Gummy bear! D: Poor little guy. And yet...by any chance is potassium chlorate availiable to the common consumer?

Brian Fies said...

Good point on rap, Sherwood. I sometimes reflect on the similarities to those poetry-spouting pretty boys that the ancient Greeks used to complain about.

I've got my peeves too, Jim, but try to keep them in their time and place. For example, nothing irks me on the Internet. That's the Wild West, pal! I just try to keep my own house in order and let others worry about theirs. In my writing and editing day job I do a lot of work with engineers, who are the worst "utilizers" imaginable.
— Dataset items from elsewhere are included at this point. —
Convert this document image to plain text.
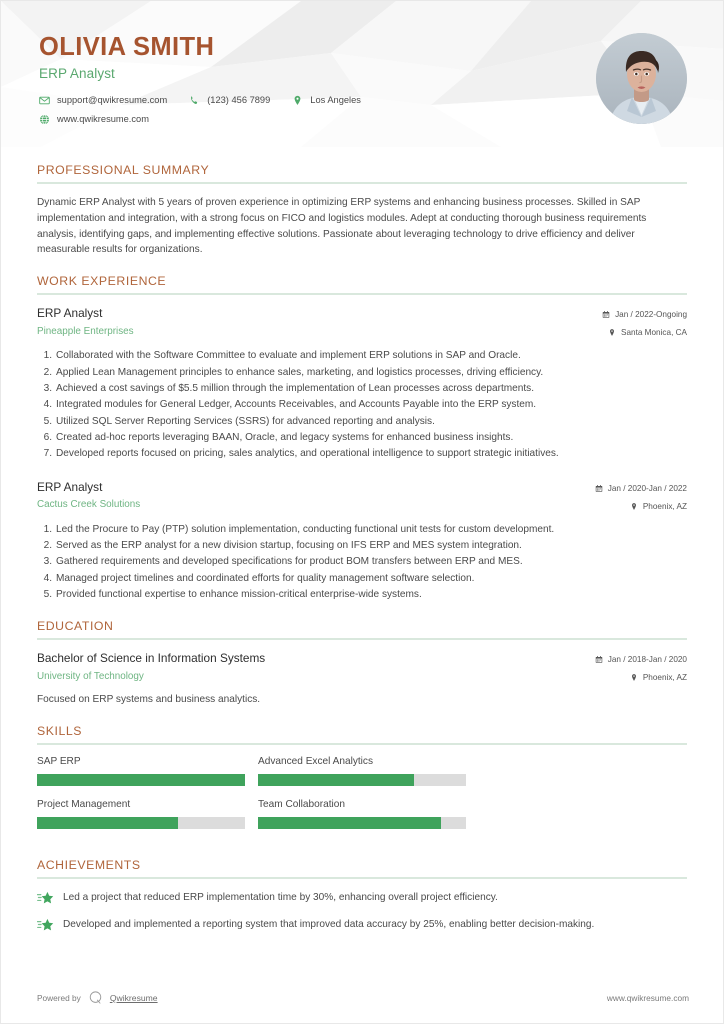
OLIVIA SMITH
ERP Analyst
support@qwikresume.com	(123) 456 7899	Los Angeles
www.qwikresume.com
PROFESSIONAL SUMMARY
Dynamic ERP Analyst with 5 years of proven experience in optimizing ERP systems and enhancing business processes. Skilled in SAP implementation and integration, with a strong focus on FICO and logistics modules. Adept at conducting thorough business requirements analysis, identifying gaps, and implementing effective solutions. Passionate about leveraging technology to drive efficiency and deliver measurable results for organizations.
WORK EXPERIENCE
ERP Analyst
Pineapple Enterprises
Jan / 2022-Ongoing
Santa Monica, CA
1. Collaborated with the Software Committee to evaluate and implement ERP solutions in SAP and Oracle.
2. Applied Lean Management principles to enhance sales, marketing, and logistics processes, driving efficiency.
3. Achieved a cost savings of $5.5 million through the implementation of Lean processes across departments.
4. Integrated modules for General Ledger, Accounts Receivables, and Accounts Payable into the ERP system.
5. Utilized SQL Server Reporting Services (SSRS) for advanced reporting and analysis.
6. Created ad-hoc reports leveraging BAAN, Oracle, and legacy systems for enhanced business insights.
7. Developed reports focused on pricing, sales analytics, and operational intelligence to support strategic initiatives.
ERP Analyst
Cactus Creek Solutions
Jan / 2020-Jan / 2022
Phoenix, AZ
1. Led the Procure to Pay (PTP) solution implementation, conducting functional unit tests for custom development.
2. Served as the ERP analyst for a new division startup, focusing on IFS ERP and MES system integration.
3. Gathered requirements and developed specifications for product BOM transfers between ERP and MES.
4. Managed project timelines and coordinated efforts for quality management software selection.
5. Provided functional expertise to enhance mission-critical enterprise-wide systems.
EDUCATION
Bachelor of Science in Information Systems
University of Technology
Jan / 2018-Jan / 2020
Phoenix, AZ
Focused on ERP systems and business analytics.
SKILLS
SAP ERP	Advanced Excel Analytics
Project Management	Team Collaboration
ACHIEVEMENTS
Led a project that reduced ERP implementation time by 30%, enhancing overall project efficiency.
Developed and implemented a reporting system that improved data accuracy by 25%, enabling better decision-making.
Powered by	Qwikresume	www.qwikresume.com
But if they knew how to write they wouldn't need me, bless their hearts.

L, you'd like me to tell you where to get potassium chlorate, wouldn't you! But you'll just have to kill Gummis the old-fashioned way: biting off their heads one at a time.

Mark Jackson said...

If you do get your hands on potassium chlorate, protect them better than the guy in the video. Poking at the Gummi bear the way he did when it got stuck halfway down the tube is terrible laboratory practice.

Mike Lynch said...

Best blog entry all week.

Brian Fies said...

Mark: Indeed, although it's really just a hot jet of water-steam shooting out the end, so he would have only needed skin grafts on two or three fingers at most. Still, I winced.

Mike: It's certainly MY best blog entry of the week, if that's what you meant.